Idioms and figurative language
Idioms are part of the broader category of figurative language — language that means something other than its literal sense — alongside metaphor, simile and hyperbole. Many idioms began as vivid metaphors that hardened into set phrases over time, so their original image is often forgotten: few people picturing "the bucket" know the phrase’s disputed origins. Every language has its own stock of idioms tied to its culture and history, which is why idioms rarely translate directly. For deeper coverage of metaphor, simile and related devices, see the literary-devices treatment of figurative language.
Key facts
At a glance
- Definition: a phrase whose meaning is not deducible from its words
- Key feature: figurative and non-compositional meaning
- Form: usually fixed — words cannot be freely swapped
- Example: "kick the bucket" means to die
- Relation: a type of figurative language
- Note: idioms are culture-specific and resist literal translation
Common misconceptions
What people often get wrong
Often heard: You can work out an idiom’s meaning from its individual words.

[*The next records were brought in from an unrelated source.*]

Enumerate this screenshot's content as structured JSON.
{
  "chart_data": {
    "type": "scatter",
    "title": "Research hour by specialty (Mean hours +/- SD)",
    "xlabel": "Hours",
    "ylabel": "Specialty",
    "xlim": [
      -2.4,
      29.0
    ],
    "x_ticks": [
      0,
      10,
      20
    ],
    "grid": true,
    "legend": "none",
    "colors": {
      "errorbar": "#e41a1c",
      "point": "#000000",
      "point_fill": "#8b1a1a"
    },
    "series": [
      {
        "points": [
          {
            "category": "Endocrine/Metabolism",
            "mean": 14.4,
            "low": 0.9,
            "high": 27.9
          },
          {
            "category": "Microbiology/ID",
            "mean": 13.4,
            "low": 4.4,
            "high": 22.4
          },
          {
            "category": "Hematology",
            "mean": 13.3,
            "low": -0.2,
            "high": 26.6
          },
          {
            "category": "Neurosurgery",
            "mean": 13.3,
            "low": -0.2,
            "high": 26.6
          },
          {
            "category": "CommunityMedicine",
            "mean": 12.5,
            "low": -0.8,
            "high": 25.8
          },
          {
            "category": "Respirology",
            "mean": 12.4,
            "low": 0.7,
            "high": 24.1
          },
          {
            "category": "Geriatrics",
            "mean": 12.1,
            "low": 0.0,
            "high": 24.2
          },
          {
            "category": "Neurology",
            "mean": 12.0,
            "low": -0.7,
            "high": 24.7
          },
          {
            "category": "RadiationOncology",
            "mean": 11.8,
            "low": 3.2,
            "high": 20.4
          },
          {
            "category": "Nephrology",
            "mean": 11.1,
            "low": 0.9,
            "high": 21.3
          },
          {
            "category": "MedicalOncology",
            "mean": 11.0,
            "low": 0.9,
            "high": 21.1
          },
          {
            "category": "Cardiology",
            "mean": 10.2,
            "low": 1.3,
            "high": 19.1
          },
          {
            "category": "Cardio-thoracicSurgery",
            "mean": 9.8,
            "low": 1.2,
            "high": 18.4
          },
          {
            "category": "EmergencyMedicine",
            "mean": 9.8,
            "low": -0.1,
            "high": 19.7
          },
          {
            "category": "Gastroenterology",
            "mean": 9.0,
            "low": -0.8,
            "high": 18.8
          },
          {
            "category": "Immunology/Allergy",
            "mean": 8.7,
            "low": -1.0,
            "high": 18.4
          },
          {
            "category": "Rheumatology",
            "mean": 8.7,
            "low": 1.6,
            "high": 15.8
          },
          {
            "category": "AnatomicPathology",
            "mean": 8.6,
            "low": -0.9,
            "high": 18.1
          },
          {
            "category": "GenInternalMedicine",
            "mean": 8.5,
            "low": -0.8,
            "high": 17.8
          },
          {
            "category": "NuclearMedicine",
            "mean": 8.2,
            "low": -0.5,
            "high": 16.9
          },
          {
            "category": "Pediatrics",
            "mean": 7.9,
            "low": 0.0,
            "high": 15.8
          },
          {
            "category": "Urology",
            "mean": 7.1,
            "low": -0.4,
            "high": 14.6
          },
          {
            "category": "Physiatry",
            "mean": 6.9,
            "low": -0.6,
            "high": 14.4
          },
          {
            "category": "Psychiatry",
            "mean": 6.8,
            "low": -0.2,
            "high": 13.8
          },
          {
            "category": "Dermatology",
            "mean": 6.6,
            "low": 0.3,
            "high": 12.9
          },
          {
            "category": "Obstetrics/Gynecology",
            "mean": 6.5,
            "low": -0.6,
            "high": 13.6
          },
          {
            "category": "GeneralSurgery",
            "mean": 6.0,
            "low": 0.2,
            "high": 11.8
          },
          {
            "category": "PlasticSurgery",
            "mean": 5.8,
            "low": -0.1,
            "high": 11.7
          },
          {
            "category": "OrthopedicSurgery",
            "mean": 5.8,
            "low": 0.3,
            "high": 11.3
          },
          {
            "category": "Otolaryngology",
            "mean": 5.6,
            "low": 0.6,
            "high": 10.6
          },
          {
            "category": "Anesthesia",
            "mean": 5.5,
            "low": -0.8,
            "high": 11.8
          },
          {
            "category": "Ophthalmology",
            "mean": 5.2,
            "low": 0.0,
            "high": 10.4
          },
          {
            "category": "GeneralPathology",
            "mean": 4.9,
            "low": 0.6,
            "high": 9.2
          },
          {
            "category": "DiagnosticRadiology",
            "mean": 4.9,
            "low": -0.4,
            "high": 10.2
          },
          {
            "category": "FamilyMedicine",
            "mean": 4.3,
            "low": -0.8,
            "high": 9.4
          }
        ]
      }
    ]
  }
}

Actually: By definition you cannot. The meaning of an idiom is figurative and agreed by convention — "kick the bucket" means to die and has nothing to do with a literal bucket. This non-literal meaning is what makes it an idiom.
Often heard: You can swap words in an idiom for synonyms.
Actually: Idioms are usually fixed expressions. "Spill the beans" cannot become "spill the peas" without losing the idiomatic meaning, even though the words mean the same literally.
Often heard: An idiom is the same as a metaphor.
Actually: An idiom is a fixed, conventional phrase; a metaphor is a freely created comparison. Idioms are one part of the wider family of figurative language, which also includes metaphor and simile.